The more than 25 organizations in the Polistes Foundation network include the Missouri Botanical Garden, the Smithsonian Institution, and the U.S. Geological Survey. The foundation's team of advisors is a veritable who's who of world leaders in science, education, conservation, and technology, including such luminaries as doctors Jane Goodall, Ernst Mayr, and Edward O. Wilson.

Today, the Discover Life site operates under the umbrella of the Polistes Foundation. Museums, herbaria, universities, and other institutions around the world continue to expand the species database that is the centerpiece of Discover Life's All Living Things portal. Pickering's goal for the global portal is to make it a comprehensive catalog of every living thing on the planet; he encourages anyone, anywhere to submit species information--using the Discover Life Web tools--for inclusion.

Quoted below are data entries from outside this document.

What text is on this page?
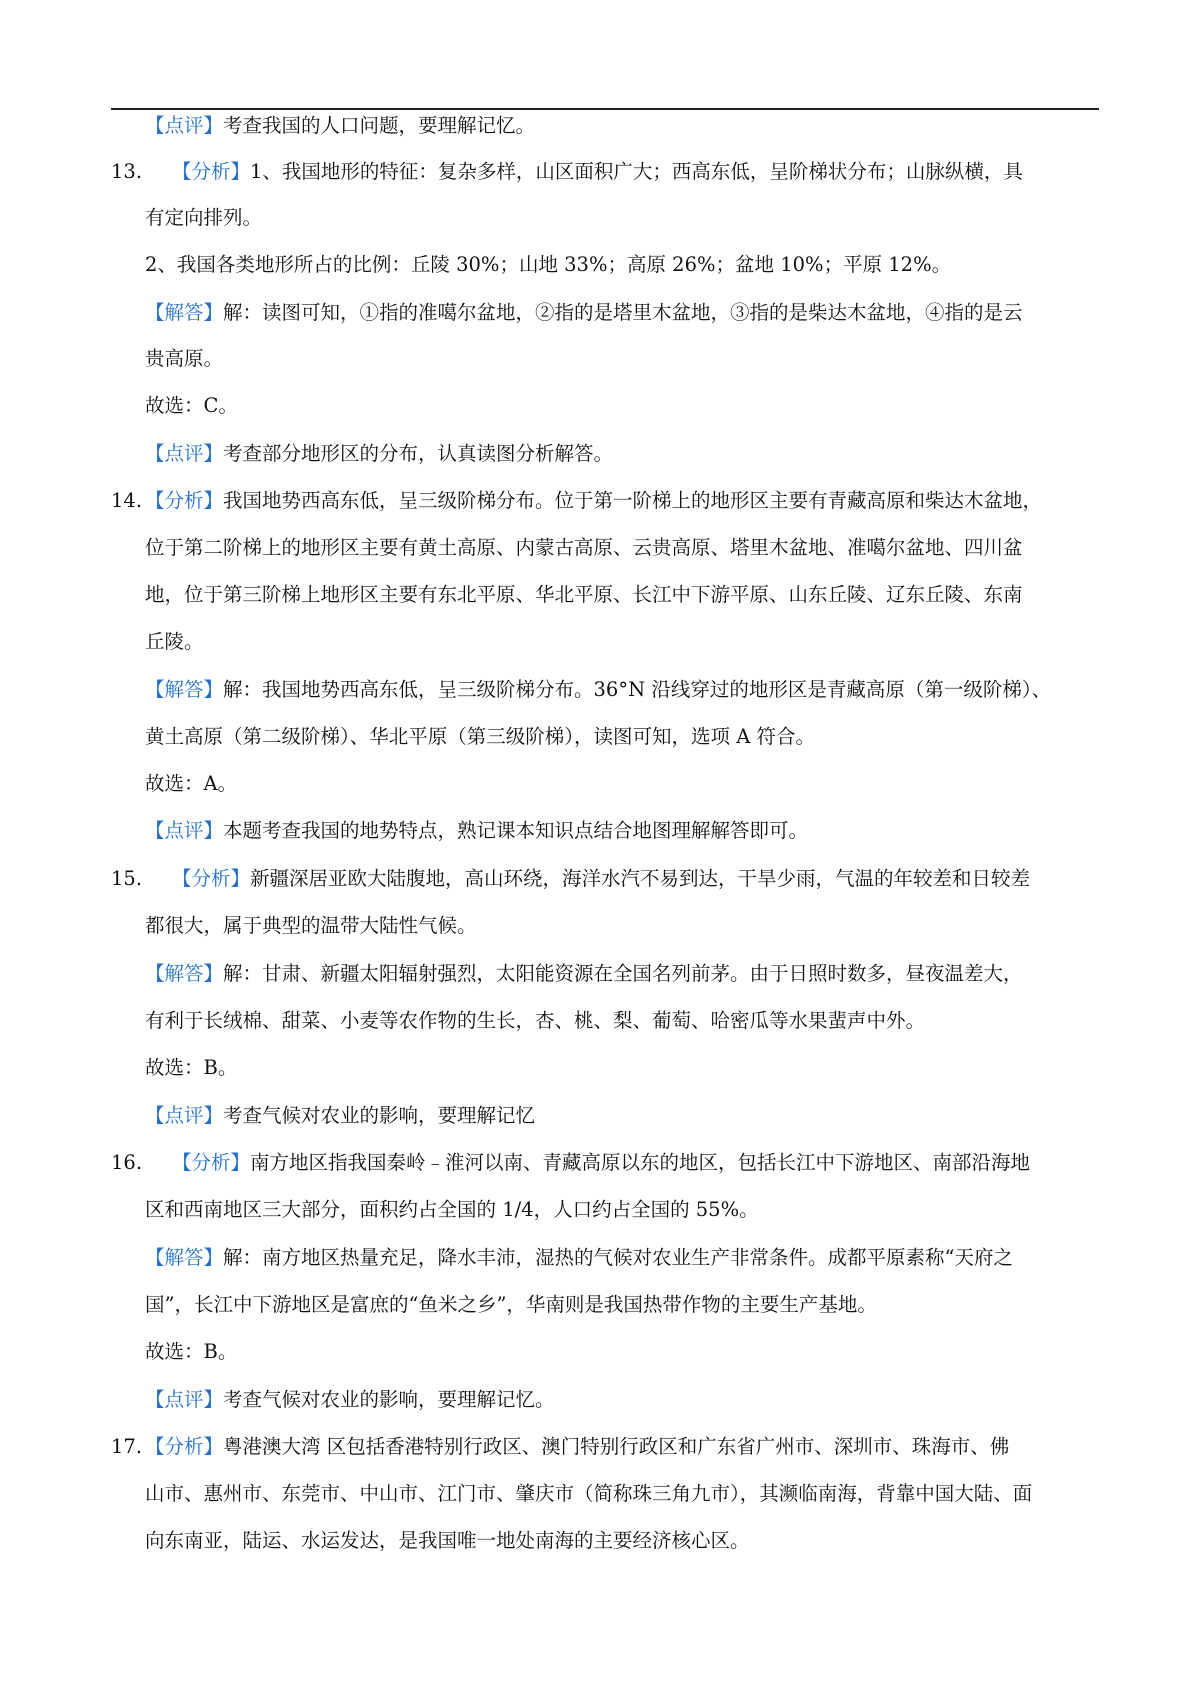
【点评】考查我国的人口问题，要理解记忆。
13. 【分析】1、我国地形的特征：复杂多样，山区面积广大；西高东低，呈阶梯状分布；山脉纵横，具
有定向排列。
2、我国各类地形所占的比例：丘陵 30%；山地 33%；高原 26%；盆地 10%；平原 12%。
【解答】解：读图可知，①指的准噶尔盆地，②指的是塔里木盆地，③指的是柴达木盆地，④指的是云
贵高原。
故选：C。
【点评】考查部分地形区的分布，认真读图分析解答。
14. 【分析】我国地势西高东低，呈三级阶梯分布。位于第一阶梯上的地形区主要有青藏高原和柴达木盆地，
位于第二阶梯上的地形区主要有黄土高原、内蒙古高原、云贵高原、塔里木盆地、准噶尔盆地、四川盆
地，位于第三阶梯上地形区主要有东北平原、华北平原、长江中下游平原、山东丘陵、辽东丘陵、东南
丘陵。
【解答】解：我国地势西高东低，呈三级阶梯分布。36°N 沿线穿过的地形区是青藏高原（第一级阶梯）、
黄土高原（第二级阶梯）、华北平原（第三级阶梯），读图可知，选项 A 符合。
故选：A。
【点评】本题考查我国的地势特点，熟记课本知识点结合地图理解解答即可。
15. 【分析】新疆深居亚欧大陆腹地，高山环绕，海洋水汽不易到达，干旱少雨，气温的年较差和日较差
都很大，属于典型的温带大陆性气候。
【解答】解：甘肃、新疆太阳辐射强烈，太阳能资源在全国名列前茅。由于日照时数多，昼夜温差大，
有利于长绒棉、甜菜、小麦等农作物的生长，杏、桃、梨、葡萄、哈密瓜等水果蜚声中外。
故选：B。
【点评】考查气候对农业的影响，要理解记忆
16. 【分析】南方地区指我国秦岭﹣淮河以南、青藏高原以东的地区，包括长江中下游地区、南部沿海地
区和西南地区三大部分，面积约占全国的 1/4，人口约占全国的 55%。
【解答】解：南方地区热量充足，降水丰沛，湿热的气候对农业生产非常条件。成都平原素称“天府之
国”，长江中下游地区是富庶的“鱼米之乡”，华南则是我国热带作物的主要生产基地。
故选：B。
【点评】考查气候对农业的影响，要理解记忆。
17. 【分析】粤港澳大湾 区包括香港特别行政区、澳门特别行政区和广东省广州市、深圳市、珠海市、佛
山市、惠州市、东莞市、中山市、江门市、肇庆市（简称珠三角九市），其濒临南海，背靠中国大陆、面
向东南亚，陆运、水运发达，是我国唯一地处南海的主要经济核心区。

Looking ahead, the Polistes Foundation has set several ambitious goals for the next 10 years. The foundation will enable Web users to identify 1 million species by providing research protocols, K-16 curricula, and training courses to empower participants of any age or background to discover, study, and monitor species. The foundation will also establish a global network of ecological study sites to contribute data to help everyone from public health workers to conservation biologists protect and control species. The information that the foundation gathers will be freely available to anyone as an electronic encyclopedia of life through the All Living Things portal.